- Born: 24 June 1964 (age 61) Quito
- Occupation: Actress

= Juana Guarderas =

Juana Guarderas Albuja (born 24 June 1964) is an Ecuadorian theatre, cinema, and television actress. She has been the director of the Quito Comedy Club since 1990.

==Biography==
Juana Guarderas was born in Quito on 24 June 1964, the daughter of Raúl Guarderas Guarderas and María del Carmen Albuja, and lived in Machachi, Ecuador for 11 years. She began acting at age 17 in the Comedy Club of Quito production of La lección de la Luna. Guarderas would study theatre in the United States of America. She would appear in plays such as Las Marujitas, Monólogos de la Vagina, Diario íntimo de una adolescente, and the films Entre Marx y una Mujer Desnuda (adaption from the novel), Un titán en el ring, Sé que vienen a matarme y María, and llena eres de gracia.
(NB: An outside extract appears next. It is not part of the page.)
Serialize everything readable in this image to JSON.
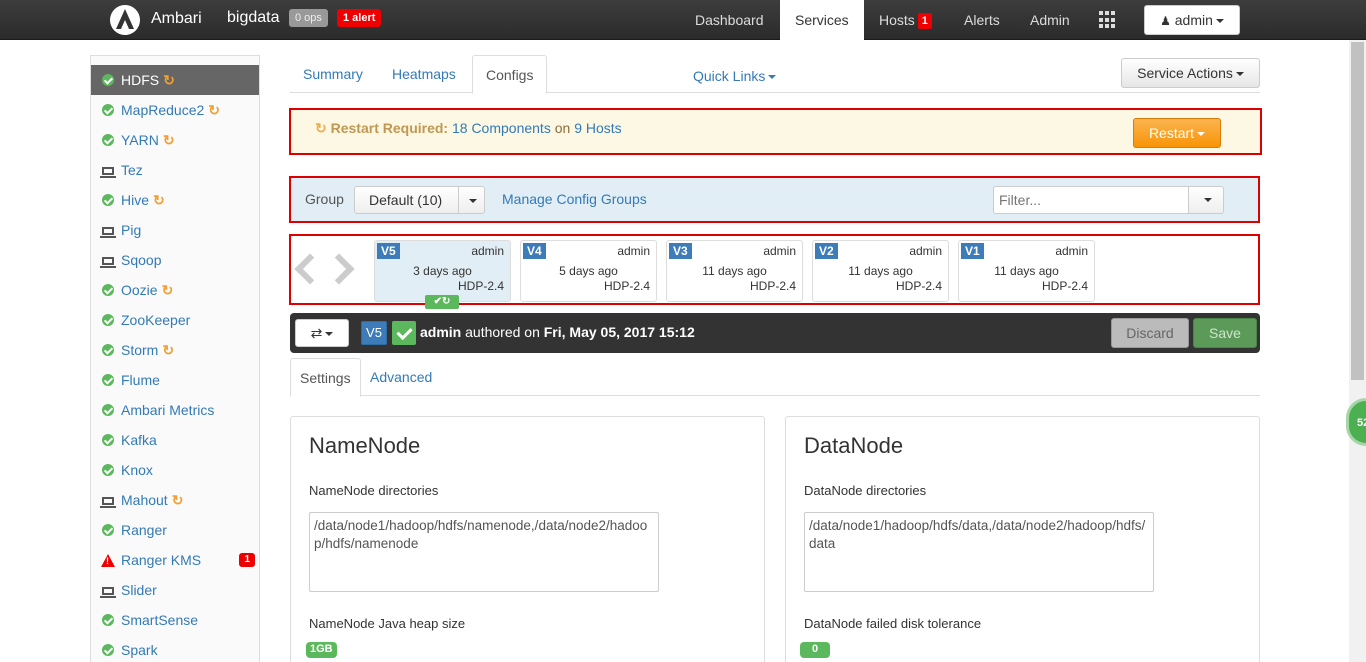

Guarderas also played in the TV sitcom Dejémonos de vainas, and now appears as part of a YouTube comedy project, Enchufe TV.

Guarderas is the mother of two children. She is also the vice president of the Association of Theater Workers, and a member of the Assembly of Artists of Ecuador.

She has been awarded the José Martínez Queirolo Award from the House of Ecuadorian Culture and Revista Hogar's Rosa de Plata award.